More than $375,000 awarded for research on future labour market issues
More than $375,000 is being awarded through grants to support research on Canada’s future labour market issues.
Greg Rickford, federal minister of state for the Science and Technology, and Federal Economic Development Initiative for Northern Ontario, said the Social Sciences and Humanities Research Council of Canada (SSHRC) awarded 16 Knowledge Synthesis Grants to researchers at post-secondary institutions across Canada. Researchers will be working together in an effort to combine upcoming research on the labour market with existing academic knowledge and make their findings available to a broader audience.

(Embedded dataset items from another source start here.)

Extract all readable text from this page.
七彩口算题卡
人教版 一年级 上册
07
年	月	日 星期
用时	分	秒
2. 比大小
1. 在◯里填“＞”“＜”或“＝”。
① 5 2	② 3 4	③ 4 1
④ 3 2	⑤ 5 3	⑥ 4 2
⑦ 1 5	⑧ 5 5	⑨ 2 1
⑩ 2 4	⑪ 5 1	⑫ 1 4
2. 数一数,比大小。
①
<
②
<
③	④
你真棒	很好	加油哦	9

“With a better understanding of labour market issues, employers and individuals will be better equipped to identify the skills our workforce needs, and to develop new opportunities for jobs that will grow our economy while strengthening Canada’s research advantage,” Rickford said.
Sixteen projects at post-secondary institutions across Canada will benefit from the grants. The projects connect Canadian researchers with international partners in academic, public, private and not-for-profit sectors. Each of the 16 projects will develop one of two themes — either the future demand for skills in the Canadian labour market, or the supply and development of skills for the future Canadian labour market.
Using the grants, Christian Andersen from the University of Alberta, working with partners at the Rupertsland Institute in Edmonton, will build understanding of Métis education, employment and training.
Sally Lindsay, from the University of Toronto, together with collaborators from the University of Guelph, the University of Toronto and the Toronto Rehabilitation Institute, will use the grant money to find ways to increase the participation of persons with disabilities whose talents are underused in the Canadian labour market.
“Canada’s investments in social sciences and humanities research lead to new insights that create new value for businesses, governments, communities and individuals,” said Chad Gaffield, president of SSHRC. “In particular, expanding our understanding of both supply and demand of essential skills in the Canadian workforce, and enhancing the flow of information between campuses and other sectors of society, supports job creation, increases productivity, and contributes to a resilient economy for the benefit of all Canadians.”